In honor of Valentine’s Day, let’s take a look at one of the most renowned romantic story lines of cinematic history: Casablanca. You’ve heard of this movie even if you’ve never seen it—“We’ll always have Paris”; “Louie, I think this is the beginning of a beautiful friendship”; “I don’t stick my neck out for nobody”… all wonderful quotes from our everyday vernacular that have stemmed from this film.
Rick Blaine (Humphrey Bogart), a straight shooter, is an American expatriate living out his days during WWII in the Moroccan town of Casablanca. He runs the most infamous gin joint on the African coast, Rick’s Café Américain, where a lot of Europeans filter through, trying to escape the war-ravaged continent and get to America. Through his man-about-town trust relations with his customers, he comes to be in possession of two letters of transit—valuable documents that are expensive and hard to come by. Rick is asked to keep them safe for Ugarte (Peter Lorre) who intends to sell them to a Mr. Victor Laszlo (Paul Henreid). When Nazi Major Strasser (Conrad Veit) enters Blaine’s club, he intends to reveal Laszlo’s illegal documents, but Laszlo shows up with his wife, Ilsa Lund (Ingrid Bergman), Rick’s lover from a different time, who ran out on him while they were in Paris. Though bitter, when he learns of the circumstances surrounding her departure, all is forgiven, and plans to make their escape using the illicit documents begin.

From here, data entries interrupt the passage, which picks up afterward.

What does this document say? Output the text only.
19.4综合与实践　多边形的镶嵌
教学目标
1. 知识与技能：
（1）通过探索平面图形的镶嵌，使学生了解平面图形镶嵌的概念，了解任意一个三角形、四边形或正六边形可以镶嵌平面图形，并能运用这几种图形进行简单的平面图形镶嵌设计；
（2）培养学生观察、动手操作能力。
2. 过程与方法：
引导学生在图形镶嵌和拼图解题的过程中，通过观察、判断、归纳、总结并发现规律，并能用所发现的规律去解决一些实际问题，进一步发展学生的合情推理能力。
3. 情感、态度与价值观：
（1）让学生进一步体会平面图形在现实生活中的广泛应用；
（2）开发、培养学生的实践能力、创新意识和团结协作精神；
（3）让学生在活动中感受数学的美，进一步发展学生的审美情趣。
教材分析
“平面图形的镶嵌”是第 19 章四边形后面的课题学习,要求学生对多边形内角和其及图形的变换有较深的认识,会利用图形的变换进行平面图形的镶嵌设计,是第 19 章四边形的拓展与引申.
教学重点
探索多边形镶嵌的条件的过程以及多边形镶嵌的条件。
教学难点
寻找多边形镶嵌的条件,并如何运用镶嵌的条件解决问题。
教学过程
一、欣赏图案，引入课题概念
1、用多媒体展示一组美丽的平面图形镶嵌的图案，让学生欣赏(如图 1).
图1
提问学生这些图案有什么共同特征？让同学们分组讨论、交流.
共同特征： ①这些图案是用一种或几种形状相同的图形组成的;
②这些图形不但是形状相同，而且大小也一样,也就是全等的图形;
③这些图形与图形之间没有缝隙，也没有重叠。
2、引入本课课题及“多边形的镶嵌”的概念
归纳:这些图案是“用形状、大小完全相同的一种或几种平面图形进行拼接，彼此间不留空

So why is this movie so famous? Because the suave Mr. Bogart strides around making too-good-to-be-true romantic gestures to Ilsa? Because the dialogue is so dead on? Yes, and yes. It’s a black and white, which, as stated in my previous post, adds a romantic edge to any movie. Layer that under an unmistakable connection between Rick and Ilsa and you’ve got the makings of “a beautiful friendship.” But it’s more than that. This is a classic story of a hardened cynic made soft again, and about the struggle he goes through to keep the love he thought he had lost. Obstacles include a war, a Nazi, a police captain, Blaine’s apparent inability to return to America, and Ilsa’s husband, but that doesn’t stop these determined lovers in their quest to be together. It’s also suspenseful. Sure there’s all that mushy stuff, but it’s kind of an interesting Catch Me If You Can-esque story. You’ve got two well-known people on the run from a bazillion different kinds of authority, in a country filled with desperate civilians who will give up life and limb to get out. You’ve also got a romantic-era streak within a romantic film—Rick’s gin joint could easily be mistaken for a 1920s speak easy for all the money, booze, and back hand deals that go through there, not to mention Sam’s (Dooley Wilson) illustrious skill on the piano that inspired the ever-famous “Play it again, Sam” in regards to As Time Goes By, the theme song to Ilsa and Rick’s love story. This movie has every component, each of which fall seamlessly into place. There’s something for everyone, including a superb soundtrack and cinematography. The film is pieced together in such a way that you always feel there’s something lurking in a shadowy corner, ready to complicate the plot. Plus, it didn’t win 3 Oscars (Best Director, Best Picture, Best Screenplay) for nothing. You’ll be glad that “In all the gin joints, in all the towns, in all the world, [you] walked into [this one].” It truly is a masterpiece and a perfect watch for Valentines Day.